Comment by stateofinquiry
8 hours ago
Interesting points. With the extreme cheapening of the cost (time/skill) for software production, we can have "Extremely Personal Software", as you mention and as demonstrated by the source. I wonder if we will reach a stage where "software" is written by a computer for an audience of 1 and for a single task, to be run once only- via an interface that works for all tasks. The very concept of software as something that users have to learn to use (memorizing keybindings, for example), might go the way of the punch card.
More like Star Trek, we would just ask "computer" to do things, and its machinations (and "software") will be invisible to us. We would just have output to deal with.
I think this would mean a lot of things. I'm sure I can't fathom all of the implications, but it sure makes me feel old! Interesting times ahead.
LLMs seem to be great for speeding up the creation of things that aren't all that hard to write in the first place.
They don't seem to be helping much with difficult tasks.
Text editor? Easy. That used to be a rite of passage. Lots of people have written their own basic text editor.
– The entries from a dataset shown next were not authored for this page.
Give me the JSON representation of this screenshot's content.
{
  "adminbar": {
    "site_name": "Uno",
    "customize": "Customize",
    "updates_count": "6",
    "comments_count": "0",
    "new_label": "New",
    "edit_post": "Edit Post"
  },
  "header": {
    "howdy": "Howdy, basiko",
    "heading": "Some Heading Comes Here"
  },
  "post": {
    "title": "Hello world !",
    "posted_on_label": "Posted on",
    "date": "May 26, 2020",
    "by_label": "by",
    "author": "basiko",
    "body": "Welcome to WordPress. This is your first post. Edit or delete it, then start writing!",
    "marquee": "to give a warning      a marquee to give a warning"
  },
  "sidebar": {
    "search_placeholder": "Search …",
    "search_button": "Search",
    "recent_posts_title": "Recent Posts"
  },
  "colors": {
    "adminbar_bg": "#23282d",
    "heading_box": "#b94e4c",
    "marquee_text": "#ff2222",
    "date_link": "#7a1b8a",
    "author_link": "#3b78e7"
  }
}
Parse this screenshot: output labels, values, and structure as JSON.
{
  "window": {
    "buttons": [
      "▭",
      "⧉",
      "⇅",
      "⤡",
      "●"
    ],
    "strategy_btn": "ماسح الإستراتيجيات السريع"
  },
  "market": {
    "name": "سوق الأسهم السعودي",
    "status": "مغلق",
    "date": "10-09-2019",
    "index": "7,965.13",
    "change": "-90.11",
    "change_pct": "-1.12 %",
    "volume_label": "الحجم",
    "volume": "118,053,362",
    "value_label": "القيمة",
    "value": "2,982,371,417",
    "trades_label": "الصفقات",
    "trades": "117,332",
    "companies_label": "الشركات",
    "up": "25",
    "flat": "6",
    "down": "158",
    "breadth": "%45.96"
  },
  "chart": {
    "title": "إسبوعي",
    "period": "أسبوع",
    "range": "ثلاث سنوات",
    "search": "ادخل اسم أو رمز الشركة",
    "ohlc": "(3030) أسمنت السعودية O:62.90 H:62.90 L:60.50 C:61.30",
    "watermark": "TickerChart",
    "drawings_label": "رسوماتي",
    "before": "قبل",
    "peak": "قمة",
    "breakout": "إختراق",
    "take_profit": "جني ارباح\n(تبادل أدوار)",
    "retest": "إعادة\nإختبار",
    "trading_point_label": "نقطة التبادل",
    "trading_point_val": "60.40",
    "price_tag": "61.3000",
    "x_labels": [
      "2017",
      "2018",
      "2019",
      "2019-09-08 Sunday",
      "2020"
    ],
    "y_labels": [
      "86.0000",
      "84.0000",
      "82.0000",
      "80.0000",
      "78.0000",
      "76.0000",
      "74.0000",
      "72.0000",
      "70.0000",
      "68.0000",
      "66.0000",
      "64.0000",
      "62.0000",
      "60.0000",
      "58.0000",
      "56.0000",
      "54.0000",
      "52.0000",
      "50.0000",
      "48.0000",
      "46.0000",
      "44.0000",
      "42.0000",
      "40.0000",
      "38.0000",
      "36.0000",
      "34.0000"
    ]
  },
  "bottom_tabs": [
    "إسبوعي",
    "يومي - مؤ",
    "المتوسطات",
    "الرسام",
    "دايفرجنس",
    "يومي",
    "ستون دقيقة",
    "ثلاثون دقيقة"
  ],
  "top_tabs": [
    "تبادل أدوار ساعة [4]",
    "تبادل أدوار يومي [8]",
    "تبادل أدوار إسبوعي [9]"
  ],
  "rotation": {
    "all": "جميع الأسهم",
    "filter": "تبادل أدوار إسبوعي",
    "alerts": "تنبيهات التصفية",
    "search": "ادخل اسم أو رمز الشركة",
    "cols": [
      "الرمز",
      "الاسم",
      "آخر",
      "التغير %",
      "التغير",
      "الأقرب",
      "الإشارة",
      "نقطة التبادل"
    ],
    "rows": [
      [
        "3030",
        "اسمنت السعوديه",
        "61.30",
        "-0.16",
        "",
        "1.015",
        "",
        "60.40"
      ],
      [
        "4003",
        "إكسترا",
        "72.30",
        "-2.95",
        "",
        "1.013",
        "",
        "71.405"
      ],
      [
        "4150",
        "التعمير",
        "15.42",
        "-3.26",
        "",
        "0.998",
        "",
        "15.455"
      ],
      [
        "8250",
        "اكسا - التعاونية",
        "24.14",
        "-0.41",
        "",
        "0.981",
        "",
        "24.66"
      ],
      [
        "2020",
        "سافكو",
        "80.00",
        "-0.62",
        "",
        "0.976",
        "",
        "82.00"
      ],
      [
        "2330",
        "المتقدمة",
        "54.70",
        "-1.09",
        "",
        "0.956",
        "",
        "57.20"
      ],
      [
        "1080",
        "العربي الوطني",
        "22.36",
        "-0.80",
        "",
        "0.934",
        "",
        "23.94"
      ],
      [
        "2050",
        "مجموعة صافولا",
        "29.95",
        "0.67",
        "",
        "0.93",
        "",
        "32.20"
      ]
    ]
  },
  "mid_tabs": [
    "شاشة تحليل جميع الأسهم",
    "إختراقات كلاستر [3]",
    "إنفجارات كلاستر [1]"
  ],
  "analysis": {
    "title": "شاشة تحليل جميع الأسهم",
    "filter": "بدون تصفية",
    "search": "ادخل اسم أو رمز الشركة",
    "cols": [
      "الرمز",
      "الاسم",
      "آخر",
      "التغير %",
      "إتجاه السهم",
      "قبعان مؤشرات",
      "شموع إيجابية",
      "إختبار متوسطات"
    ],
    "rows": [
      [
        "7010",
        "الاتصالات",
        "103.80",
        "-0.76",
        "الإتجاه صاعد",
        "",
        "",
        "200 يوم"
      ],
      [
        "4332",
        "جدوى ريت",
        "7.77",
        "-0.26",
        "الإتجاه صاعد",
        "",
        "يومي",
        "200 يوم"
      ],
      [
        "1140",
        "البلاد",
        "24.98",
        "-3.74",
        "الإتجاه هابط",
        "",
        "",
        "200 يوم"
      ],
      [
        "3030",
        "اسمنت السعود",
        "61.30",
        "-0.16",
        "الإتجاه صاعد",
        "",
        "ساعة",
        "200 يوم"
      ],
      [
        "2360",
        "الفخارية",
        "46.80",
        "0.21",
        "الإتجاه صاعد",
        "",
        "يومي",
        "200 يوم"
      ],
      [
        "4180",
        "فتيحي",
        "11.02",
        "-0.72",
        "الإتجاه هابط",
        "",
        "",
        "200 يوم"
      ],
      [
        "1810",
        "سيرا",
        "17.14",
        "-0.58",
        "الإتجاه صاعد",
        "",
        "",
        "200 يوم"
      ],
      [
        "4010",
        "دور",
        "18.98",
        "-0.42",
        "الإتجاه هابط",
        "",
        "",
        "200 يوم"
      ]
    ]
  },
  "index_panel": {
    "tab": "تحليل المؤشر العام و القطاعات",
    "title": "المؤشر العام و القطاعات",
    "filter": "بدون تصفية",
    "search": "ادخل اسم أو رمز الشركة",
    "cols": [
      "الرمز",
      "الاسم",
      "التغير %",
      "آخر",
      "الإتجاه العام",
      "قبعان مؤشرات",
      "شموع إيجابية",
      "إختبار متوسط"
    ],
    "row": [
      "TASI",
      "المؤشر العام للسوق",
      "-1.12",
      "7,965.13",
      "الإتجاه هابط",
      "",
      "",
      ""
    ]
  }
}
3d solid modeler? It's always been difficult and AI coders aren't (yet?) up to the task. Most open source CAD projects that show up here are layers on top of OCCT (Open Cascade) which is pretty far behind what commercial geometry kernels are capable of.
More likely we'll have a library of skeletons for single task software, where the LLM can fill in the blanks as needed.
Maybe it saves the script locally (invisible to the user) and reuses it if the user repeats the same request, the script is deleted if it's not needed for X amount of time.